I pull it aside and go in.
Over the other side of the room an elderly man is standing in front of an armchair, his arms straight down by his sides. He has an intensely watchful expression, accentuated by great tufts of grey hair that sprout from his ears and a pair of wiry grey eyebrows that grow down over his eyes and make me think of the budleia outside.
‘Hello, John. I’m Spence and this is Rae.’
‘Yes,’ he says, glittering.
The woman wheezes past me and lowers herself into the armchair that faces his. She straightens her glasses, and then holds on to the armrests as if she thinks it’s going to take off any minute.
‘What do you want? Who are you people?’ he says.
‘We’re with the ambulance, John. Your wife…’
‘Your wife Vera is worried about you. She says you’ve been quite upset tonight. She says you’re not yourself and she’d like you to see a doctor at the hospital.’
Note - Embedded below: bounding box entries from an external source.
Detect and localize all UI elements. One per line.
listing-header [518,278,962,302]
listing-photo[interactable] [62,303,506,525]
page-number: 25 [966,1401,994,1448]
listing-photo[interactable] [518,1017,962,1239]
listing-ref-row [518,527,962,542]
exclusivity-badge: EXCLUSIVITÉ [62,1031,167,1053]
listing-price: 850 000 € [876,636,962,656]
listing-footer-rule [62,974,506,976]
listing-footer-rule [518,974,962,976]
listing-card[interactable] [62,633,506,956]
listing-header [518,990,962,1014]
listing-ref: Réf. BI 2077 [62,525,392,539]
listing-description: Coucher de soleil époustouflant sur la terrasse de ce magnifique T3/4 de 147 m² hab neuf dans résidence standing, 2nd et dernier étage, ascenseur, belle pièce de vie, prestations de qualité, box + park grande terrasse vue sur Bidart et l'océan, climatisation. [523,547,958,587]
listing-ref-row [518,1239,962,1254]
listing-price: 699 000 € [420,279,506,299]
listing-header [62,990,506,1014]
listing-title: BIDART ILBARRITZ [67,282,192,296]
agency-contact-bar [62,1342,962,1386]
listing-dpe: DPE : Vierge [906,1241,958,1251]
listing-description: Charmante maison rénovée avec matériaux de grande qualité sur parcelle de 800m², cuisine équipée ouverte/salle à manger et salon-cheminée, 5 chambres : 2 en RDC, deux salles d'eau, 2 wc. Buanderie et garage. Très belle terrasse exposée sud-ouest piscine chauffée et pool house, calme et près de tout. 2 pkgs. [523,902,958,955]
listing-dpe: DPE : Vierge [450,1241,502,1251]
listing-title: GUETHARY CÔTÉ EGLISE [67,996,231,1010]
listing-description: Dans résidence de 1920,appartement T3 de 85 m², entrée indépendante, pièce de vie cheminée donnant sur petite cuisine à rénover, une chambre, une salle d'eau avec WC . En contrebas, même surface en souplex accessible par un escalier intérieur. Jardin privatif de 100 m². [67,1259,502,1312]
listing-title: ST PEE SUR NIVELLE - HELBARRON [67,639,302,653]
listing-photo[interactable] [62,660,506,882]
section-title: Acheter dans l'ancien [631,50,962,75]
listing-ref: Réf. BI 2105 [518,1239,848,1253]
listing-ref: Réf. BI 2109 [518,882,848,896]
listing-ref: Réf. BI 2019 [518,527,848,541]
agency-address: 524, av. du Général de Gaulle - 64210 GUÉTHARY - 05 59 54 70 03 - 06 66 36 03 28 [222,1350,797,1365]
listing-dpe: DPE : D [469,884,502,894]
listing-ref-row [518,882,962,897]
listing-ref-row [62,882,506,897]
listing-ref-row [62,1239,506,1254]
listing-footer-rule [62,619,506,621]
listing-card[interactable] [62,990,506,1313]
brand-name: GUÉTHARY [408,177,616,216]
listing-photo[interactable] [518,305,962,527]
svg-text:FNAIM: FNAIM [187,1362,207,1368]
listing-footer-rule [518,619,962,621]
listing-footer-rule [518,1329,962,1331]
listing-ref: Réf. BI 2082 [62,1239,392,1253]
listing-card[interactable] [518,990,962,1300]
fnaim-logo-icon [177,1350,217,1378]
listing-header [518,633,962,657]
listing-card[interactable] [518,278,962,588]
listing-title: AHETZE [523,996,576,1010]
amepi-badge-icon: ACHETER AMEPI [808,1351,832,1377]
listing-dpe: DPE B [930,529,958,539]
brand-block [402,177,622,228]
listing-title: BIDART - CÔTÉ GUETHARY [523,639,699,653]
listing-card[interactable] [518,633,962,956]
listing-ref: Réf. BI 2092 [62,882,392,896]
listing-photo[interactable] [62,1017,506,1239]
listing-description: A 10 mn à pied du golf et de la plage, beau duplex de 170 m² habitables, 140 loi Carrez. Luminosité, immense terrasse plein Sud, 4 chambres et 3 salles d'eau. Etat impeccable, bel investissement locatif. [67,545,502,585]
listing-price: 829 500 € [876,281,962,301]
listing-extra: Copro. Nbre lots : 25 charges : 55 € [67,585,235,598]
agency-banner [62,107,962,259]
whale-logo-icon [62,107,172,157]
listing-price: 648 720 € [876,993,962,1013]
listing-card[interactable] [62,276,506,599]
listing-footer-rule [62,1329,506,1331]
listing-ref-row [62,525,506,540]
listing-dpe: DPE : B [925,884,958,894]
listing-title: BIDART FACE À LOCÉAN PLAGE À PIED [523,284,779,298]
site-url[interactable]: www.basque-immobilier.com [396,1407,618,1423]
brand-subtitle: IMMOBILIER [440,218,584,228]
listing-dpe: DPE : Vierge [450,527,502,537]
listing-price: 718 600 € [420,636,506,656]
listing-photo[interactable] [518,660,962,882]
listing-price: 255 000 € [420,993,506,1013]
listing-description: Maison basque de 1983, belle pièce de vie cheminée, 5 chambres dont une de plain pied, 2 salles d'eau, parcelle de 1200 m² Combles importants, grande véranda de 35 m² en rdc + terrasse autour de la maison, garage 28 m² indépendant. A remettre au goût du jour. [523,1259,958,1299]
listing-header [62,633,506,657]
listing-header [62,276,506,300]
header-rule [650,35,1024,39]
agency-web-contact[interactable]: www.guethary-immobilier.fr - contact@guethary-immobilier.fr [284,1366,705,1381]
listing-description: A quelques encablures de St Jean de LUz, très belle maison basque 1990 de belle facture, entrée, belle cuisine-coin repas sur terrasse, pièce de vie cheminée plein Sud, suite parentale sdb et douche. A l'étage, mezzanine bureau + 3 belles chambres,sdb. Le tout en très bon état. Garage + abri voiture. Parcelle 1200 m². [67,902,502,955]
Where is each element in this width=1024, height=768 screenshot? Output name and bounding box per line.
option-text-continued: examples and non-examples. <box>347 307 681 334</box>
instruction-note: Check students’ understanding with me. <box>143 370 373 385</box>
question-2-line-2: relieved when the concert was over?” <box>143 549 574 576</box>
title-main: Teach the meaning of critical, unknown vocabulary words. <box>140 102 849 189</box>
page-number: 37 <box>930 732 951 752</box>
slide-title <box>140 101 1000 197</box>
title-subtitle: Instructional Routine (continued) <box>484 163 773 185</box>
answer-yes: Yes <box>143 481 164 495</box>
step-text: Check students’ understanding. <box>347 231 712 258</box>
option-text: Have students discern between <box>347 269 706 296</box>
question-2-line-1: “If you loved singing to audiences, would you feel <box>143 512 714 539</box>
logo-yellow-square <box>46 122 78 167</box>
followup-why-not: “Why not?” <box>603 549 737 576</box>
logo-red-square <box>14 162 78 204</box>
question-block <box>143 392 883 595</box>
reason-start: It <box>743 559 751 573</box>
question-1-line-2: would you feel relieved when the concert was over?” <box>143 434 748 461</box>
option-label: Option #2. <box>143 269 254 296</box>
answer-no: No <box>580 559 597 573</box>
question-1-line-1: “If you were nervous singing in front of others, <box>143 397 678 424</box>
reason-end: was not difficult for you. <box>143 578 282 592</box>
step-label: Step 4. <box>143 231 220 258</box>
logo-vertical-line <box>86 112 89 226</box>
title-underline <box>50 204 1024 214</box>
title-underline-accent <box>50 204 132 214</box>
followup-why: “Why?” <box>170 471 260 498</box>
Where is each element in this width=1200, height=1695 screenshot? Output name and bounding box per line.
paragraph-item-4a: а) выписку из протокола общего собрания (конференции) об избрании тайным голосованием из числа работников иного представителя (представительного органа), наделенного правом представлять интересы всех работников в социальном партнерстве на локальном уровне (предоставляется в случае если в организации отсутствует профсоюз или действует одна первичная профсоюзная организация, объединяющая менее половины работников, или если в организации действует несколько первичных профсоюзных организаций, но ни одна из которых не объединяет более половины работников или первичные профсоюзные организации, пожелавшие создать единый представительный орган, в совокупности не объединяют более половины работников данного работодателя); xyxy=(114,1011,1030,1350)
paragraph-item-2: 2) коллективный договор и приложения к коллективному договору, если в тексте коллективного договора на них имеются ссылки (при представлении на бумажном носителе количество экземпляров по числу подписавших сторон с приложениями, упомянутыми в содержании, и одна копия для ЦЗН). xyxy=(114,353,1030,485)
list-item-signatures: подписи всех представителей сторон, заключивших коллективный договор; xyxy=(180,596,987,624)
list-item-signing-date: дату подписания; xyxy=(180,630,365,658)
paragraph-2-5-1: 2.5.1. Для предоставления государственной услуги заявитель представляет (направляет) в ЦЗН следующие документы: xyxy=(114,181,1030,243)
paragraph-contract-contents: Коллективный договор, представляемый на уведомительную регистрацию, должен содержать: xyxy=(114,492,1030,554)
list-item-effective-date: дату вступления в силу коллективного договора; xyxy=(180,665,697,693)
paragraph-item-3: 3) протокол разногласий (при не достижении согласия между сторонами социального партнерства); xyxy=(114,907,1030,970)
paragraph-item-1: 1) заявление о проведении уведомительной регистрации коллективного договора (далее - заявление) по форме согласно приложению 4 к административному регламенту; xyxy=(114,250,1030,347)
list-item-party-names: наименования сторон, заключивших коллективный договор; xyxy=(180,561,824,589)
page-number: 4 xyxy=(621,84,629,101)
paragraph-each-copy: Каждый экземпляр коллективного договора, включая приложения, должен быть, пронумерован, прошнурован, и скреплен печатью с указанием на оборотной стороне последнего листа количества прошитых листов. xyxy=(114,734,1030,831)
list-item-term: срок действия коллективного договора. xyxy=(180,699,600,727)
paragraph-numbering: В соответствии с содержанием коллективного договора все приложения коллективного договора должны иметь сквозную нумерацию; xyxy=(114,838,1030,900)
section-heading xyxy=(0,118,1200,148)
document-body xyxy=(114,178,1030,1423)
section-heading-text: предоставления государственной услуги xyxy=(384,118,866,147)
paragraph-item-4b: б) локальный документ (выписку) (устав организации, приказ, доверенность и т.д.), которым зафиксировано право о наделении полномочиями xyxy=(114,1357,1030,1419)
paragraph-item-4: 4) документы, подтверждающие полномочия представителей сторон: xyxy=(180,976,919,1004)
‘Why would I need to see a doctor?’
‘Just for a check-up. To make sure everything’s okay. Will you come with us, John?’
My bed may as well be on the moon for how soon I’m likely to find myself in it. It feels as if we’ll be trapped in this room for hours, as motionless as those vast cream underpants drying by the fire, as fixed and foxed as that dog picture on the opposite wall. I look at John and he looks at me.
‘What doctor?’ he sneers.
Rae steps up to him.
‘Shall I get your coat, John? And you’d better wear a hat or something ‘cos it’s bitterly cold out tonight. In fact, I’d go as far as to say it's taters.’
‘Coat? Oh – yes – it’s over there on the chair.’
Vera struggles up again. ‘I’ve got his hat.’ She places it on his head. ‘There. I’ll come up and see you in the morning, darling.’ They both fuss around him. Vera gives him a kiss on the cheek; Rae helps him on with his coat. ‘You’ve got your good slippers on, they’ll be fine.’
‘There. What a picture!’
Rae offers him her arm. He takes it. She looks at me.
‘Oh. Right. Yep. Let’s go then.’
I get the door.
When John is safely stowed on the back of the ambulance, Rae gives me a wink, slams the door and we set off.
We haven’t far to go. John studies me as I race through the paperwork.
‘What do you do, then?’ he asks.
‘Good question. One I ask myself a lot.’
‘I had five brothers. Five. Count them. All went in the army. All through the war. All came out. Imagine that. Not easy places, neither. Egypt. Libya. Terrible.’
‘My uncle’s the same age as you. He was in Italy.’
He frowns at me again.
‘Where are we going?’
‘To the hospital?’
‘To the hospital? Why’s that, then?’
‘To get you checked up.’
He folds his arms. ‘We used to go to school through a hedge at the bottom of the garden. Out onto the lane, just a little way, and there it was.’